Leisure

Critical Voices: Field Music, Tones of Town

February 15, 2007


Field Music, Tones of Town, Memphis Industries

With their third release, UK-based art-rock trio Field Music have created an album that is complex and accessible enough to merit multiple listens. Indeed, Tones of Town’s tracks draw strength from the band’s ability to weave rhythmic layers of sweet vocals, staccato piano punctuations and sharp, post-punk guitar riffs almost effortlessly.

This formula seems bound to fail, but the band succeeds because it executes this layering within the simple framework of the pop song. The pop structure and typical guitar-bass-piano-drums instrumentation limits most bands, relegating them to mediocrity. Field Music, however, subverts this trend with unpredictable changes in rhythm.

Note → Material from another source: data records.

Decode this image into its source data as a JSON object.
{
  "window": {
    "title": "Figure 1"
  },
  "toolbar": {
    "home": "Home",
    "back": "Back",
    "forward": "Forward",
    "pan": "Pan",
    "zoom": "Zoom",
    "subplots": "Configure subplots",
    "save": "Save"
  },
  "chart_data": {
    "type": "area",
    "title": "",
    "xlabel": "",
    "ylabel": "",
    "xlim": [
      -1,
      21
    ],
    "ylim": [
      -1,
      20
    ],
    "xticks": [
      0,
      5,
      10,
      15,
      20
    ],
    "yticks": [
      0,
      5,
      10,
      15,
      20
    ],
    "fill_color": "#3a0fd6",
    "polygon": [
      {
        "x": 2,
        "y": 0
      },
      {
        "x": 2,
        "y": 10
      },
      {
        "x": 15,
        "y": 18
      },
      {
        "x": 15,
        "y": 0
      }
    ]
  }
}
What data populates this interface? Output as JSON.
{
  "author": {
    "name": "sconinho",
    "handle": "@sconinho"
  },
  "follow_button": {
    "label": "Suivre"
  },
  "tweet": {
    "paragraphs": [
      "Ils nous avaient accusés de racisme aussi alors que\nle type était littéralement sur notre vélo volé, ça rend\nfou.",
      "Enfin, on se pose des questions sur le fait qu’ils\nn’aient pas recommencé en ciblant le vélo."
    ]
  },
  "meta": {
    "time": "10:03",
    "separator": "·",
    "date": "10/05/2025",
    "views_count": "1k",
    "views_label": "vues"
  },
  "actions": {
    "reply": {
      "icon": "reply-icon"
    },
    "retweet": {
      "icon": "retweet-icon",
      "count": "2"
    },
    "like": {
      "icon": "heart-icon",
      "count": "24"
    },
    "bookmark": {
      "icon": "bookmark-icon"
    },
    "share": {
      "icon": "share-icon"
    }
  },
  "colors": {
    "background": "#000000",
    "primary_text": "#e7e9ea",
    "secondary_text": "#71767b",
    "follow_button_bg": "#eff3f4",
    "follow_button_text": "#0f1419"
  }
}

The odd time signatures aren’t the only distinctive feature in Tones of Town. Each song is executed with mathematical precision, from the sharp drum beats to the staccato vocals. This, combined with the band’s ability to inject complexity into pop tunes, invites strong comparisons to the New Pornographers. In fact, one could call Field Music a version of the New Pornographers with a penchant for mellow, vocally oriented art rock rather than the Pornographers’ guitar-driven power pop.

Despite comparisons, Field Music has created their own niche by adding an art-rock bend to the tradition of indie pop. With Tones of Town, Field Music injected a much-needed dose of intelligent music into the all-too-often monotonous and imitative world of pop music.